Maman: The syllabus includes papers published by scholars from different generational groups and not exclusively from American universities. For example, when dealing with capitalism and varieties of capitalism, the syllabus includes papers by Randel Collins, “Weber’s last theory of capitalism” (1980), Jens Beckert, “Capitalism as a system of expectations” (2013),  Yann Boutang, Cognitive Capitalism (2011), and Nina Bandelj, “On postsocialist capitalism” (2016).

How, if at all, does teaching in different national contexts change what you include on a syllabus and/or how your students react to the material? (If you have taught in more than one country)
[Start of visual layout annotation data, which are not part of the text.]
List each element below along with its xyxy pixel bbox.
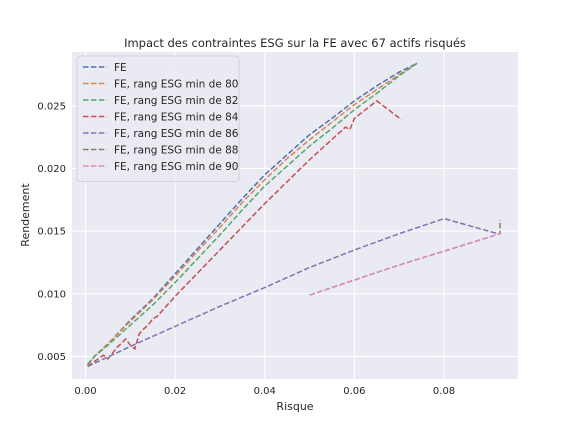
- legend-label: FE, rang ESG min de 88: [114, 144, 239, 156]
- chart-title: Impact des contraintes ESG sur la FE ave…: [124, 36, 466, 50]
- series-line-1: [87, 62, 418, 366]
- series-layer: [87, 62, 501, 368]
- x-tick-label: 0.06: [343, 386, 365, 397]
- series-line-4: [87, 217, 499, 368]
- series-line-5: [309, 219, 501, 296]
- x-tick-label: 0.08: [433, 386, 455, 397]
- y-tick-label: 0.025: [37, 101, 66, 112]
- series-line-3: [87, 99, 402, 368]
- y-tick-label: 0.020: [37, 164, 66, 175]
- y-tick-label: 0.005: [37, 352, 66, 363]
- y-axis-title: Rendement: [19, 183, 32, 247]
- legend-label: FE, rang ESG min de 82: [114, 95, 239, 107]
- y-tick-label: 0.010: [37, 289, 66, 300]
- x-tick-label: 0.02: [164, 386, 186, 397]
- legend-label: FE, rang ESG min de 86: [114, 128, 239, 140]
- y-tick-label: 0.015: [37, 227, 66, 238]
- legend: FE FE, rang ESG min de 80 FE, rang ESG min…: [76, 55, 240, 182]
- x-tick-label: 0.00: [74, 386, 96, 397]
- legend-box: [76, 55, 240, 182]
- legend-label: FE, rang ESG min de 80: [114, 78, 239, 90]
- legend-label: FE, rang ESG min de 84: [114, 111, 239, 123]
- series-line-2: [87, 62, 418, 365]
- x-axis: 0.00 0.02 0.04 0.06 0.08: [74, 386, 455, 397]
- legend-label: FE: [114, 62, 127, 74]
- y-axis: 0.005 0.010 0.015 0.020 0.025: [37, 101, 66, 363]
- legend-label: FE, rang ESG min de 90: [114, 161, 239, 173]
- series-line-6: [309, 232, 501, 296]
- x-axis-title: Risque: [276, 400, 313, 413]
- x-tick-label: 0.04: [254, 386, 276, 397]
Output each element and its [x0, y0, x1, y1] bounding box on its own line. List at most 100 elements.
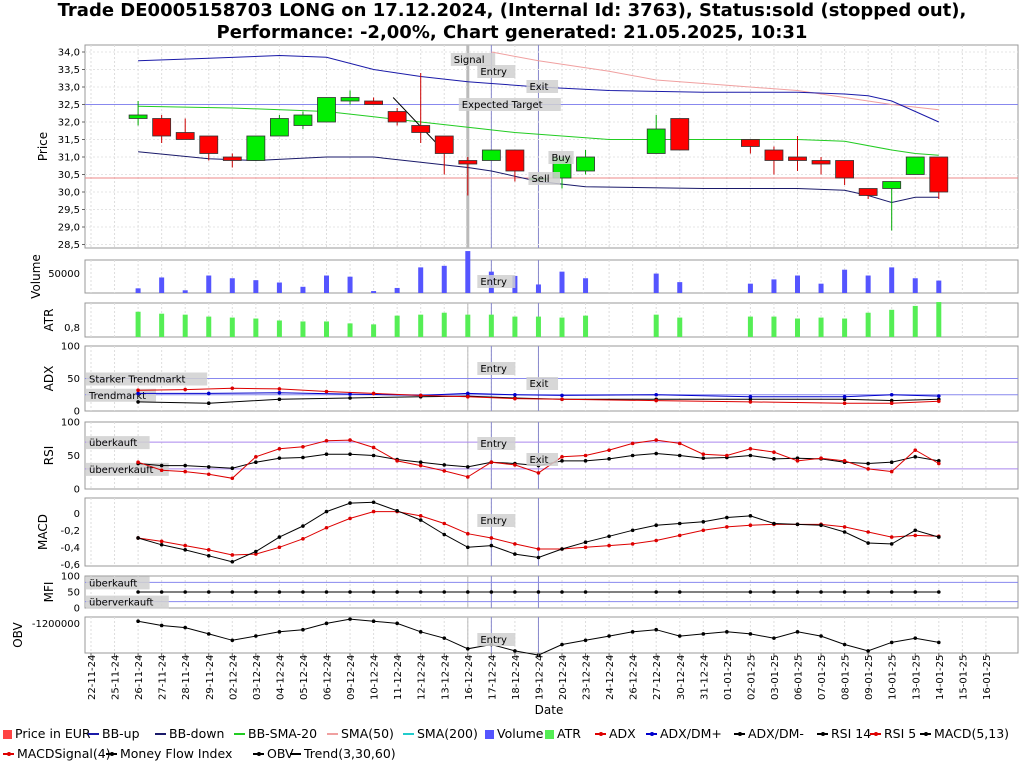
mfi-line-point [913, 590, 918, 594]
obv-entry-label-bg [477, 633, 516, 646]
macd-line-point [795, 522, 800, 527]
candle-body [788, 156, 807, 161]
volume-bar [253, 280, 259, 293]
adx-line-point [371, 391, 376, 396]
macd-signal-line-point [701, 528, 706, 533]
price-tick-label: 29,0 [58, 223, 80, 234]
legend-dot [738, 732, 742, 736]
date-tick-label: 03-01-25 [770, 655, 781, 700]
date-tick-label: 13-01-25 [911, 655, 922, 700]
atr-bar [394, 315, 400, 337]
macd-signal-line-point [889, 535, 894, 539]
rsi5-line-point [301, 444, 305, 449]
legend-item: MACDSignal(4) [3, 744, 111, 764]
mfi-line-point [442, 590, 447, 594]
legend-label: OBV [267, 746, 294, 761]
macd-signal-line-point [536, 547, 541, 551]
rsi-tick-label: 0 [74, 485, 80, 496]
mfi-line-point [748, 590, 753, 594]
atr-bar [771, 316, 777, 337]
obv-line-point [748, 632, 753, 636]
rsi5-line-point [277, 447, 282, 451]
rsi5-line-point [466, 475, 470, 479]
date-tick-label: 09-01-25 [864, 655, 875, 700]
rsi14-line-point [630, 453, 635, 458]
atr-bar [371, 324, 377, 337]
volume-axis-label: Volume [29, 254, 43, 299]
obv-line-point [772, 636, 776, 640]
volume-bar [441, 265, 447, 293]
rsi5-line-point [937, 461, 941, 466]
rsi14-line-point [206, 465, 211, 469]
annotation-expected-target: Expected Target [462, 100, 543, 111]
annotation-signal-bg [450, 53, 496, 66]
legend-label: Price in EUR [15, 726, 91, 741]
rsi5-line-point [701, 452, 706, 456]
volume-bar [818, 283, 824, 293]
macd-line-point [183, 548, 187, 552]
mfi-line-point [371, 590, 376, 594]
candle-body [646, 128, 666, 154]
candle-body [835, 160, 854, 179]
rsi5-line-point [654, 438, 658, 442]
atr-bar [488, 314, 494, 337]
macd-entry-label: Entry [480, 516, 507, 527]
candle-body [811, 160, 831, 165]
adx-line-point [183, 387, 187, 392]
obv-tick-label: -1200000 [32, 619, 80, 630]
volume-bar [418, 267, 424, 293]
adx-line-point [889, 401, 894, 406]
macd-line-point [466, 545, 470, 550]
macd-tick-label: -0,4 [60, 543, 80, 554]
legend-line-swatch [3, 752, 14, 756]
obv-line-point [866, 649, 870, 653]
rsi5-line-point [607, 448, 611, 452]
atr-bar [677, 317, 683, 337]
macd-signal-line-point [677, 533, 682, 538]
date-tick-label: 02-01-25 [746, 655, 757, 700]
obv-line-point [183, 625, 187, 630]
macd-signal-line-point [630, 542, 635, 546]
legend-item: ADX [595, 724, 636, 744]
macd-line-point [277, 535, 282, 539]
macd-signal-line-point [748, 523, 753, 527]
rsi-entry-label-bg [477, 437, 516, 450]
volume-bar [842, 269, 848, 293]
atr-bar [159, 313, 165, 337]
title-line-1: Trade DE0005158703 LONG on 17.12.2024, (… [57, 0, 967, 21]
macd-line-point [889, 542, 894, 546]
obv-line-point [842, 642, 847, 647]
adx-dmminus-line-point [277, 397, 282, 402]
obv-line-point [324, 621, 329, 626]
atr-bar [842, 318, 848, 337]
volume-bar [276, 282, 282, 293]
annotation-buy-bg [548, 151, 574, 164]
candle-body [764, 149, 784, 161]
mfi-line-point [159, 590, 164, 594]
rsi5-line-point [254, 455, 258, 459]
macd-line-point [206, 554, 211, 558]
mfi-line-point [654, 590, 658, 594]
rsi5-line-point [772, 450, 776, 454]
atr-bar [512, 316, 518, 337]
date-tick-label: 15-01-25 [958, 655, 969, 700]
candle-body [434, 135, 454, 154]
candle-body [481, 149, 501, 161]
macd-line-point [607, 534, 611, 539]
obv-line-point [654, 627, 658, 632]
rsi14-line-point [183, 463, 187, 468]
adx-level-label: Trendmarkt [88, 391, 146, 402]
atr-bar [206, 316, 212, 337]
candle-body [269, 118, 289, 137]
rsi-level-label-bg [86, 462, 169, 476]
legend-line-swatch [253, 752, 264, 756]
macd-line-point [136, 536, 140, 540]
legend-item: Volume [485, 724, 544, 744]
panel-atr [84, 302, 1019, 338]
candle-body [175, 132, 195, 140]
rsi14-line-point [583, 459, 588, 463]
adx-line-point [748, 400, 753, 404]
rsi-entry-label: Entry [480, 439, 507, 450]
sma50-line [491, 51, 939, 111]
adx-tick-label: 50 [67, 374, 80, 385]
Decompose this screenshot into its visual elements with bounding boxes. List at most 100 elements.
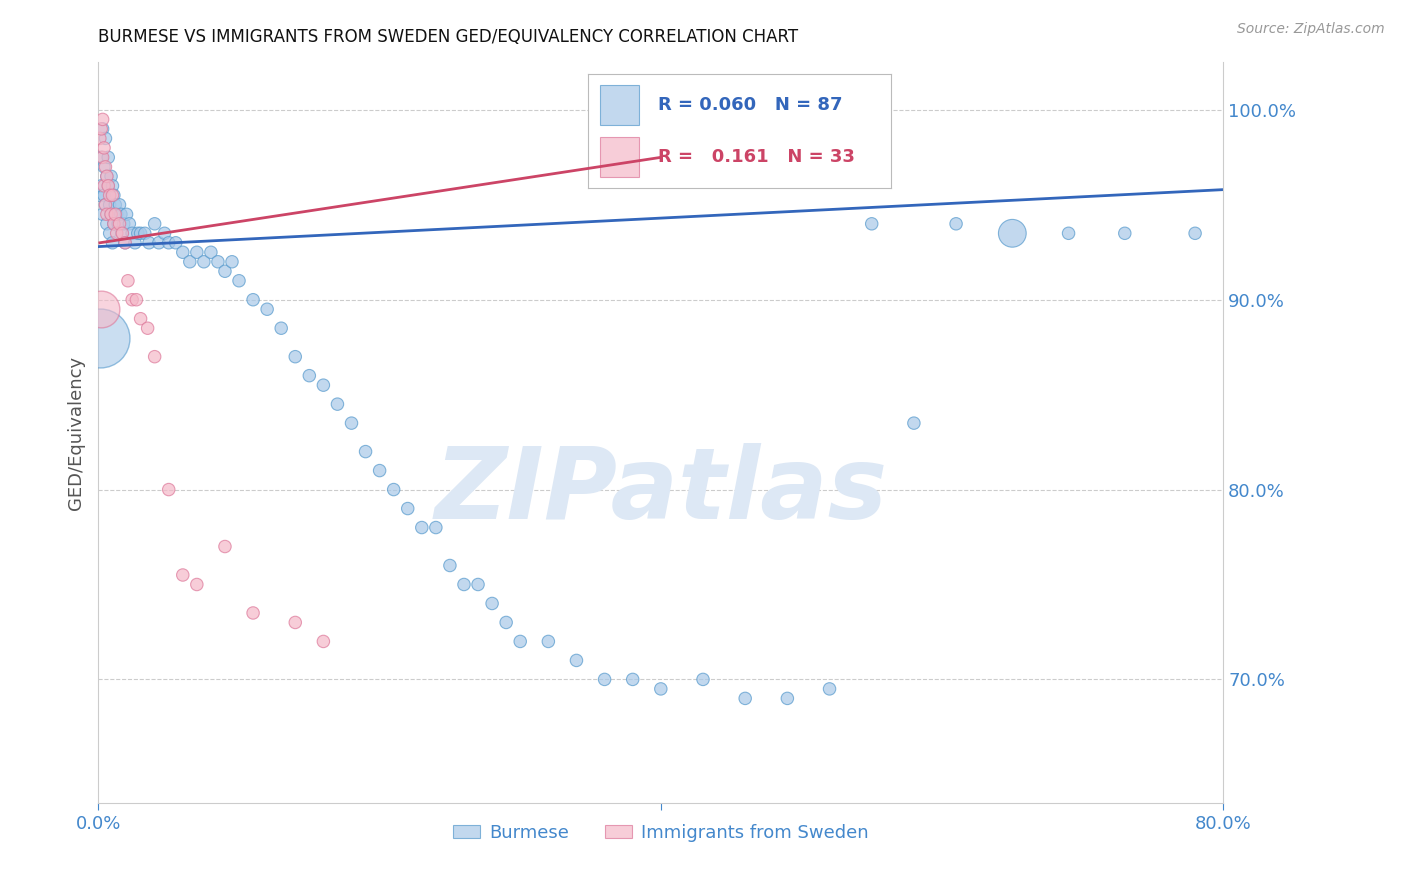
Point	[107, 217, 129, 231]
Point	[104, 207, 127, 221]
Point	[157, 483, 180, 497]
Point	[96, 169, 118, 184]
Point	[411, 520, 433, 534]
Point	[97, 150, 120, 164]
Point	[110, 207, 132, 221]
Point	[396, 501, 419, 516]
Point	[186, 577, 208, 591]
Point	[103, 217, 125, 231]
Text: ZIPatlas: ZIPatlas	[434, 443, 887, 541]
Point	[453, 577, 475, 591]
Point	[98, 198, 121, 212]
Point	[143, 217, 166, 231]
Point	[108, 217, 131, 231]
Point	[186, 245, 208, 260]
Point	[90, 178, 112, 193]
Point	[692, 673, 714, 687]
Point	[97, 178, 120, 193]
Point	[100, 207, 122, 221]
Point	[509, 634, 531, 648]
Point	[136, 321, 159, 335]
Point	[124, 235, 146, 250]
Point	[129, 311, 152, 326]
Point	[89, 131, 111, 145]
Point	[1057, 227, 1080, 241]
Point	[228, 274, 250, 288]
Point	[101, 235, 124, 250]
Point	[945, 217, 967, 231]
Point	[1184, 227, 1206, 241]
Point	[221, 254, 243, 268]
Point	[93, 178, 115, 193]
Point	[179, 254, 201, 268]
Point	[312, 634, 335, 648]
Y-axis label: GED/Equivalency: GED/Equivalency	[66, 356, 84, 509]
Point	[242, 293, 264, 307]
Point	[256, 302, 278, 317]
Point	[104, 198, 127, 212]
Point	[382, 483, 405, 497]
Text: Source: ZipAtlas.com: Source: ZipAtlas.com	[1237, 22, 1385, 37]
Point	[91, 150, 114, 164]
Point	[103, 217, 125, 231]
Point	[114, 235, 136, 250]
Point	[143, 350, 166, 364]
Point	[593, 673, 616, 687]
Point	[193, 254, 215, 268]
Point	[621, 673, 644, 687]
Point	[94, 131, 117, 145]
Point	[860, 217, 883, 231]
Point	[103, 188, 125, 202]
Point	[105, 227, 128, 241]
Point	[127, 227, 149, 241]
Point	[242, 606, 264, 620]
Point	[326, 397, 349, 411]
Point	[125, 293, 148, 307]
Point	[98, 188, 121, 202]
Point	[91, 207, 114, 221]
Point	[111, 227, 134, 241]
Point	[214, 264, 236, 278]
Point	[481, 597, 503, 611]
Point	[115, 207, 138, 221]
Point	[284, 350, 307, 364]
Point	[96, 169, 118, 184]
Point	[214, 540, 236, 554]
Point	[129, 227, 152, 241]
Point	[467, 577, 489, 591]
Point	[565, 653, 588, 667]
Point	[118, 217, 141, 231]
Point	[165, 235, 187, 250]
Point	[207, 254, 229, 268]
Point	[121, 293, 143, 307]
Point	[96, 207, 118, 221]
Point	[138, 235, 160, 250]
Point	[354, 444, 377, 458]
Point	[284, 615, 307, 630]
Point	[134, 227, 156, 241]
Point	[93, 160, 115, 174]
Point	[114, 235, 136, 250]
Point	[93, 141, 115, 155]
Point	[157, 235, 180, 250]
Point	[312, 378, 335, 392]
Point	[90, 121, 112, 136]
Point	[650, 681, 672, 696]
Point	[90, 150, 112, 164]
Point	[340, 416, 363, 430]
Point	[98, 227, 121, 241]
Point	[425, 520, 447, 534]
Point	[105, 207, 128, 221]
Point	[91, 112, 114, 127]
Point	[200, 245, 222, 260]
Point	[298, 368, 321, 383]
Point	[270, 321, 292, 335]
Point	[89, 188, 111, 202]
Point	[172, 245, 194, 260]
Point	[148, 235, 170, 250]
Point	[100, 169, 122, 184]
Point	[101, 178, 124, 193]
Point	[91, 121, 114, 136]
Point	[93, 188, 115, 202]
Point	[368, 464, 391, 478]
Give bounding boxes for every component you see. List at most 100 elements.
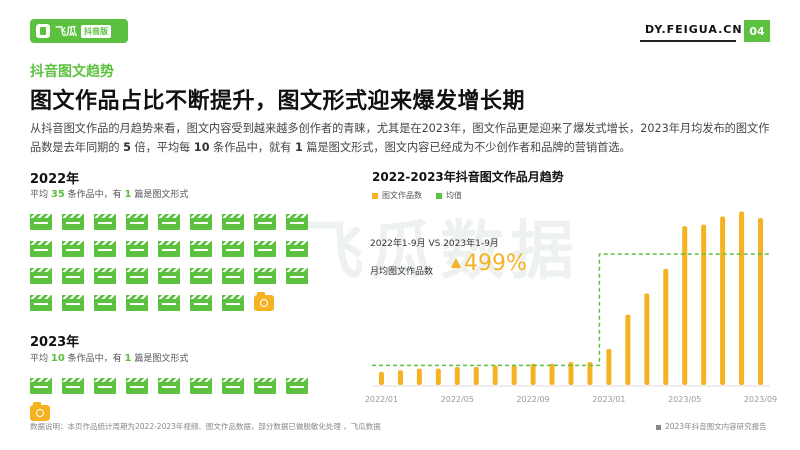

Duina: I have taught mostly in the in the U.S. but also South Korea and Canada.  In Canada, I was at the University of British Columbia (UBC) in Vancouver, British Columbia, for two years. Vancouver is a very global and diverse city, with close connections to Asia. Students in my courses came from many different countries. This naturally prompted me to adapt my syllabus so that we would cover the political economies of some Asian countries. Questions we asked included: How did Singapore and South Korea develop so quickly? What state policies favor the chaebol model of industrial organization in Korea? How has democracy both helped and slowed down India’s economic trajectory? The questions are endless, and being in a different setting has encouraged me to change my syllabi accordingly.

What do you hope that students who walk away from your course remember?

Elliott: Mostly, I hope that by the end of the course they feel empowered to offer their own sociological analyses of economic phenomena, rather than presuming they ought to defer to economists on these questions. If they can internalize that economic action is social action, then the tools they have developed not only on my course, but across their courses in the sociology department, prepare them to understand and explain various economic phenomena in terms of their social structuring, embeddedness, and significance.

Maman: I hope that students will learn that economic sociology provides concepts and ideas that enable them to understand economic phenomena. I also believe that after taking the class, students will be less intimidated by economic and financial issues insofar as they confront them be it as consumers, workers, scholars, or informed citizens.

Duina: Ultimately, I want students to take away the basic sociological insight that all of social life happens in rich cultural, institutional and structural contexts. I stress that our course, which focuses on economic life, is just an application of that fundamental insight.